Jupiter, tout comme la Terre, possède des aurores polaires mais elles sont gigantesques. Au fil des décennies, en utilisant les observations des sondes spatiales in situ, les planétologues découvrent comment les lunes principales de Jupiter, comme Io et Ganymède, contrôlent et provoquent ces aurores.

Ganymède est une des lunes galiléennes autour de Jupiter. Son originalité par rapport à Io, la volcanique, et Europe, la glacée, c’est d’être le plus gros satellite d’une planète du Système solaire, surpassant la Lune autour de la Terre, et également la seule lune à posséder son propre champ magnétique.

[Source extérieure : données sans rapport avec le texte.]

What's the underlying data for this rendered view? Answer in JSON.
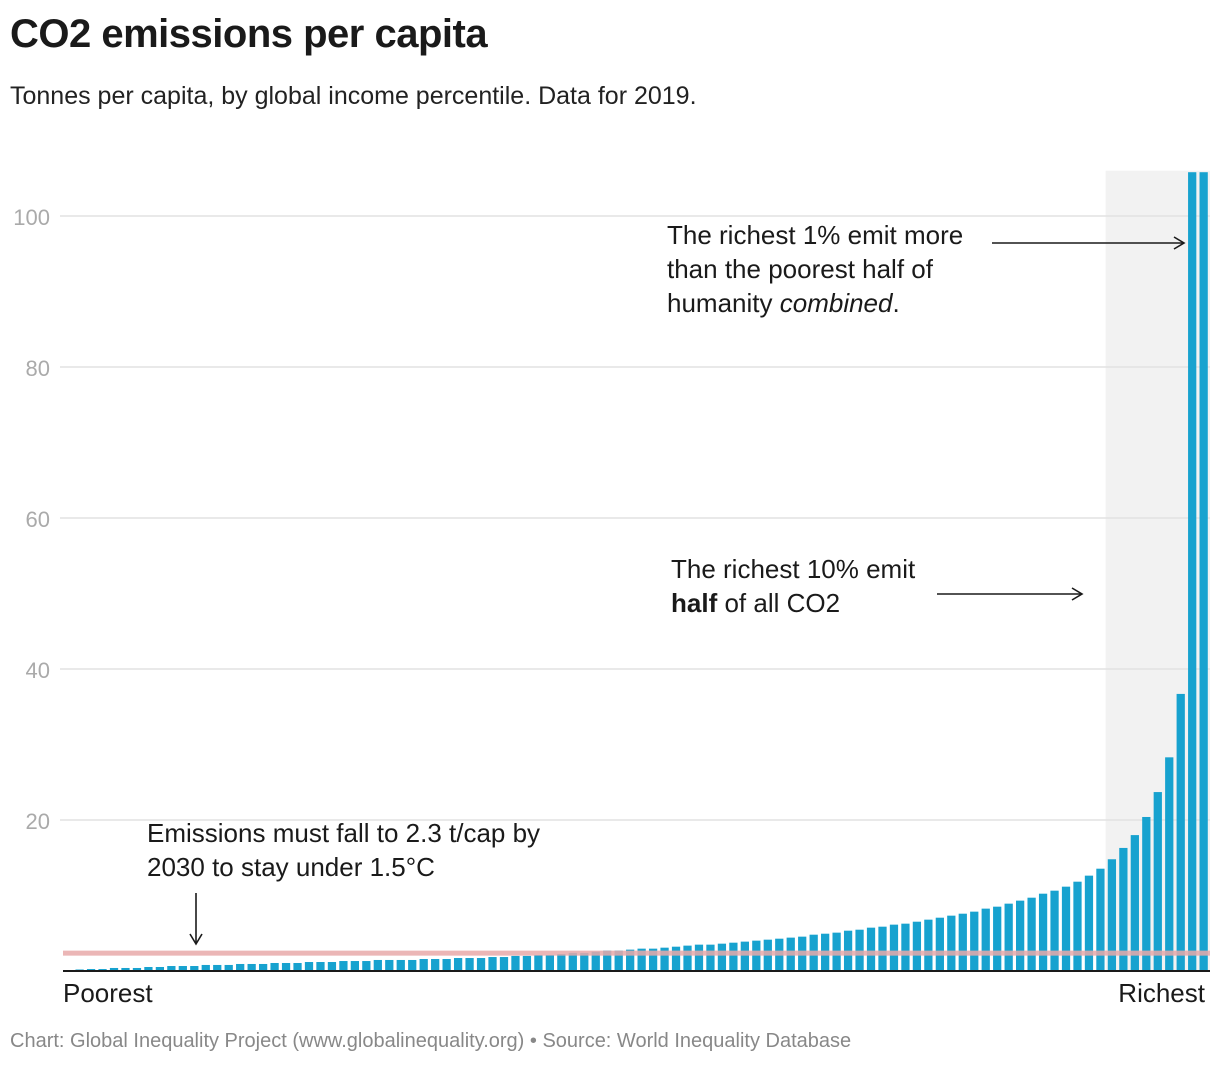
{
  "title": "CO2 emissions per capita",
  "subtitle": "Tonnes per capita, by global income percentile. Data for 2019.",
  "footer": "Chart: Global Inequality Project (www.globalinequality.org) • Source: World Inequality Database",
  "annotations": {
    "richest1_line1": "The richest 1% emit more",
    "richest1_line2": "than the poorest half of",
    "richest1_line3a": "humanity ",
    "richest1_line3b": "combined",
    "richest1_line3c": ".",
    "richest10_line1": "The richest 10% emit",
    "richest10_bold": "half",
    "richest10_line2": " of all CO2",
    "target_line1": "Emissions must fall to 2.3 t/cap by",
    "target_line2": "2030 to stay under 1.5°C"
  },
  "colors": {
    "bar": "#17a2cf",
    "target": "#e8a9a9",
    "highlight": "#f2f2f2",
    "grid": "#e2e2e2"
  },
  "chart_data": {
    "type": "bar",
    "title": "CO2 emissions per capita",
    "xlabel": "Global income percentile",
    "ylabel": "Tonnes per capita",
    "x_start_label": "Poorest",
    "x_end_label": "Richest",
    "ylim": [
      0,
      106
    ],
    "yticks": [
      20,
      40,
      60,
      80,
      100
    ],
    "grid": true,
    "target_line": {
      "value": 2.3,
      "label": "2.3 t/cap"
    },
    "highlight_range_percentiles": [
      91,
      100
    ],
    "values": [
      0.13,
      0.2,
      0.26,
      0.26,
      0.4,
      0.4,
      0.4,
      0.53,
      0.53,
      0.66,
      0.66,
      0.66,
      0.8,
      0.8,
      0.8,
      0.93,
      0.93,
      0.93,
      1.06,
      1.06,
      1.06,
      1.19,
      1.19,
      1.19,
      1.32,
      1.32,
      1.32,
      1.46,
      1.46,
      1.46,
      1.46,
      1.59,
      1.59,
      1.59,
      1.72,
      1.72,
      1.72,
      1.85,
      1.85,
      2.0,
      2.0,
      2.1,
      2.1,
      2.25,
      2.4,
      2.4,
      2.56,
      2.7,
      2.7,
      2.83,
      2.96,
      2.96,
      3.09,
      3.22,
      3.36,
      3.49,
      3.49,
      3.62,
      3.75,
      3.89,
      4.02,
      4.15,
      4.28,
      4.42,
      4.55,
      4.81,
      4.94,
      5.08,
      5.34,
      5.47,
      5.74,
      5.87,
      6.14,
      6.27,
      6.53,
      6.8,
      7.06,
      7.33,
      7.59,
      7.86,
      8.26,
      8.52,
      8.92,
      9.32,
      9.71,
      10.24,
      10.64,
      11.17,
      11.83,
      12.63,
      13.55,
      14.8,
      16.3,
      18.0,
      20.4,
      23.7,
      28.3,
      36.7,
      105.8,
      105.8
    ]
  }
}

Cette dernière propriété conduit à des conséquences pour Jupiter elle-même et sa magnétosphère. Comme les trois autres lunes de la géante gazeuse, Callisto comprise, Ganymède provoque et influe sur les aurores polaires de Jupiter. La sonde Juno a conduit à une nouvelle découverte à ce sujet comme le montre un article publié dans Geophysical Research Letters.

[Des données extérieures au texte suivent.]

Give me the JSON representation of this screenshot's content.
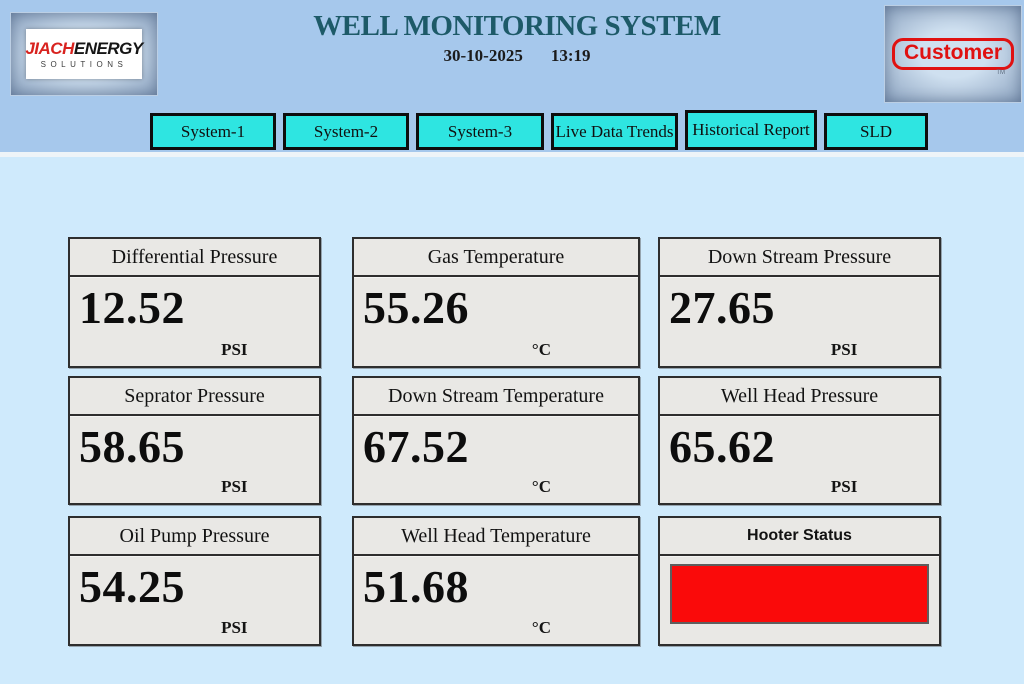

Un communiqué du Southwest Research Institute l’accompagne dans lequel il est expliqué que le 8 novembre 2020 les instruments de Juno ont révélé l’existence d’un intense flux d’électrons en provenance de Ganymède et à destination des pôles de Jupiter.

Il s’agissait de deux instruments sous le contrôle de chercheurs du SwRI, le Jovian Auroral Distributions Experiment (Jade) et un spectromètre ultraviolet (UVS). En complément, le détecteur de champ magnétique de Juno construit au Goddard Space Flight Center de la Nasa a aussi été utilisé.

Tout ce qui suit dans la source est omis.